Un dernier îlot d'humanité

17 Septembre 2013

         Dans un chuintement plaintif, un soupir pneumatique, la double porte vitrée s’ouvre sur un grand hall froid, impersonnel. Un labyrinthe d’interminables couloirs de lumières pâles, fléchés au sol par des traits de différentes couleurs qui vous indiquent le chemin à suivre vers le spécialiste de vos maux, calme les ardeurs conquérantes. Il y flotte dans l’air un capiteux parfum d’éther et de désinfectant bon marché. Quelques fées vêtues de blanc s’agitent ça et là poussant des chariots de produits sensés soulager la douleur physique des résidents. 

         De chaque côté de ces interminables travées, des portes tout les trois ou quatre mètres apparaissent dans un encadrement pastel, glacé, anonyme, comme des tableaux uniformes accrochés dans une galerie qu’on se passerait bien de visiter. Derrière chacune d’elle, un être humain en bout de course attend, sans trop d’illusion, le miracle de la médecine qui le ramènera dans la fourmilière de la vie consommatrice. Bienvenue dans la section des soins palliatifs adjacents au pavillon d’oncologie du professeur X.

         Ici, pas de blabla, de faux semblants. Chacun sait ce qui l’attend. Ca transpire l’humanité par tous les pores, elle est donnée gratuitement en sourire, par une caresse sur la joue ou une main délicatement prise. Finie l’usante compétition du monde extérieur, le paraître a fait place au réel, pas de far, pas de maquillage ou de faire valoir. Le vent des prochains départs a chassé la poudre des yeux pour mieux les ouvrir. La position sociale et les richesses matérielles sont laissées à l’entrée. Dans ce lieu les qualificatifs comme individualisme, superlatif ou ostentatoire n’ont pas lieu de citer, la grandeur est dans les cœurs et le supérieur est ailleurs. On est ce que l’on est ici et maintenant tel qu’à la naissance mais, pendant quelques temps, comme un reproche, avec ses doutes et ses regrets en plus.

         Dans leur lit, leur fauteuil roulant ou clopinant en traînant la potence de leur perfusion à la main, ils sont à nouveau frères et sœurs. Dans ce lieu propice à la méditation, Ils redeviennent petit à petit des êtres d’utopie, les pieds ici mais la tête ailleurs. Une indéfinissable lumière dans le fonds de leurs yeux semble nous dire ; « Je sais déjà, du moins je crois savoir et même si cela m’effraie, paradoxalement cela me rassure aussi… » 

         Ne vous méprenez pas, ils ne sont pas toujours tristes et par instant, ils ont encore assez de force pour se moquer d’eux-mêmes et pousser l’humour jusqu’à parier sous la forme d’un tiercé mortuaire sur ceux qui partiront les premiers ou sur celui qui arrivera à séduire l’infirmière de nuit et si par erreur vous sombrer dans le pathos, ils en feront le carburant qui alimente leur dérision…

         Leur plus grande joie c’est quand leur famille arrive, enfants, petit enfants. A cet instant, leur yeux pétillent, s’illuminent, comme si ils voulaient nous dire que rien, absolument rien d’autre, n’a plus d’importance que l’amour de ces êtres en vie. Certains n’ont plus de proches ou ils ne viennent plus alors il reste les amis, le compagnon ou la compagne de chambre.
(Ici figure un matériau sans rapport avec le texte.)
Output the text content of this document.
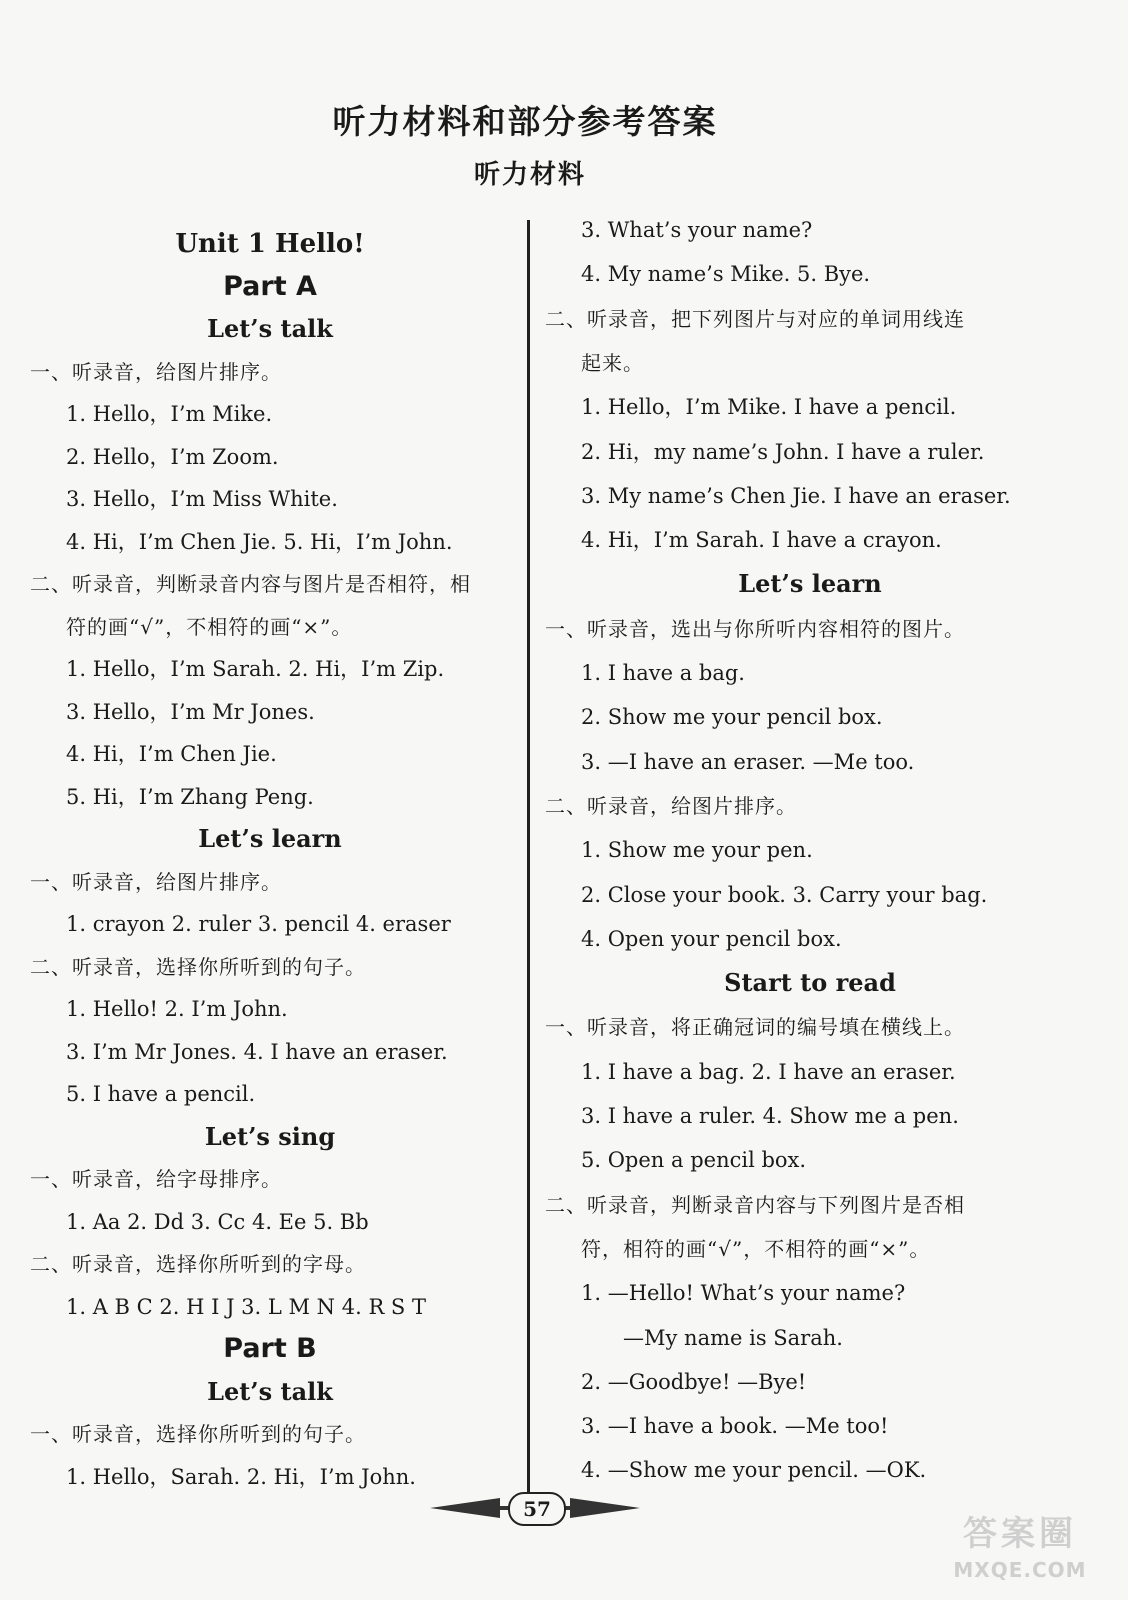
听力材料和部分参考答案
听力材料
Unit 1 Hello!
Part A
Let’s talk
一、听录音，给图片排序。
1. Hello，I’m Mike.
2. Hello，I’m Zoom.
3. Hello，I’m Miss White.
4. Hi，I’m Chen Jie. 5. Hi，I’m John.
二、听录音，判断录音内容与图片是否相符，相
符的画“√”，不相符的画“×”。
1. Hello，I’m Sarah. 2. Hi，I’m Zip.
3. Hello，I’m Mr Jones.
4. Hi，I’m Chen Jie.
5. Hi，I’m Zhang Peng.
Let’s learn
一、听录音，给图片排序。
1. crayon 2. ruler 3. pencil 4. eraser
二、听录音，选择你所听到的句子。
1. Hello! 2. I’m John.
3. I’m Mr Jones. 4. I have an eraser.
5. I have a pencil.
Let’s sing
一、听录音，给字母排序。
1. Aa 2. Dd 3. Cc 4. Ee 5. Bb
二、听录音，选择你所听到的字母。
1. A B C 2. H I J 3. L M N 4. R S T
Part B
Let’s talk
一、听录音，选择你所听到的句子。
1. Hello，Sarah. 2. Hi，I’m John.
3. What’s your name?
4. My name’s Mike. 5. Bye.
二、听录音，把下列图片与对应的单词用线连
起来。
1. Hello，I’m Mike. I have a pencil.
2. Hi，my name’s John. I have a ruler.
3. My name’s Chen Jie. I have an eraser.
4. Hi，I’m Sarah. I have a crayon.
Let’s learn
一、听录音，选出与你所听内容相符的图片。
1. I have a bag.
2. Show me your pencil box.
3. —I have an eraser. —Me too.
二、听录音，给图片排序。
1. Show me your pen.
2. Close your book. 3. Carry your bag.
4. Open your pencil box.
Start to read
一、听录音，将正确冠词的编号填在横线上。
1. I have a bag. 2. I have an eraser.
3. I have a ruler. 4. Show me a pen.
5. Open a pencil box.
二、听录音，判断录音内容与下列图片是否相
符，相符的画“√”，不相符的画“×”。
1. —Hello! What’s your name?
—My name is Sarah.
2. —Goodbye! —Bye!
3. —I have a book. —Me too!
4. —Show me your pencil. —OK.
57
答案圈
MXQE.COM
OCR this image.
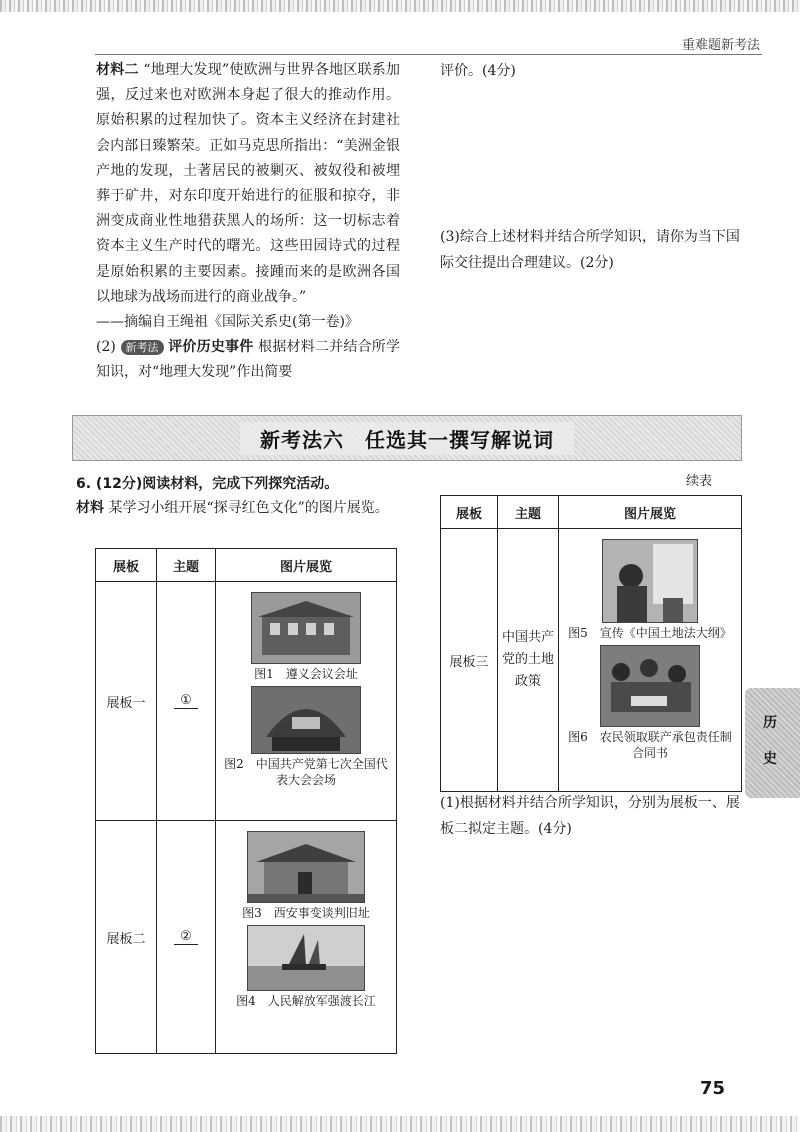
重难题新考法

材料二 “地理大发现”使欧洲与世界各地区联系加强，反过来也对欧洲本身起了很大的推动作用。原始积累的过程加快了。资本主义经济在封建社会内部日臻繁荣。正如马克思所指出：“美洲金银产地的发现，土著居民的被剿灭、被奴役和被埋葬于矿井，对东印度开始进行的征服和掠夺，非洲变成商业性地猎获黑人的场所：这一切标志着资本主义生产时代的曙光。这些田园诗式的过程是原始积累的主要因素。接踵而来的是欧洲各国以地球为战场而进行的商业战争。”

——摘编自王绳祖《国际关系史(第一卷)》

(2) 新考法 评价历史事件 根据材料二并结合所学知识，对“地理大发现”作出简要

评价。(4分)

(3)综合上述材料并结合所学知识，请你为当下国际交往提出合理建议。(2分)

新考法六　任选其一撰写解说词

6. (12分)阅读材料，完成下列探究活动。

材料 某学习小组开展“探寻红色文化”的图片展览。

展板	主题	图片展览
展板一	①	图1　遵义会议会址
图2　中国共产党第七次全国代表大会会场

展板二	②	图3　西安事变谈判旧址
图4　人民解放军强渡长江
续表
展板	主题	图片展览
展板三	中国共产党的土地政策	图5　宣传《中国土地法大纲》
图6　农民领取联产承包责任制合同书

(1)根据材料并结合所学知识，分别为展板一、展板二拟定主题。(4分)

历
史
75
         Ce qui est fabuleux, c’est que se sont ceux qui vont partir qui rassurent ceux qui vont rester. Quelle merveilleuse leçon de vie apprend-t-on de la part de ceux qui terminent la leur.

         Débranchez la prise de l’inutile courant affairiste qui vous meut, coupez les liens qui vous retiennent prisonnier des illusions externes, laissez vos certitudes à l’entrée, posez le sac de vos soucis quotidiens, oubliez la course à l’avoir, à la performance et écoutez ceux qui finissent le voyage. Ils vous diront à quel point il faut protéger et aimer la vie, que le reste est accessoire et souvent perte de temps car, celle-ci file à la vitesse de l’éclair et à peine vous a-t-elle éblouie que vos yeux commencent à se fermer.

         Nous aimerions tous revenir à la page on l’on aime, mais la page ou l’on meurt est déjà sous nos doigts.

         S'il y a une chose que ces quelques années d’errances m’ont apprises, c’est celle-ci : « La mort n'est pas une chose horrible, une chose à éviter, à différer, mais plutôt une compagne de chaque jour, l’indéfectible amie de notre périple terrestre. Sentez toujours sa présence et elle ne pourra jamais vous surprendre. De cette perception naît alors un sens extraordinaire d’humanité et d'immensité ».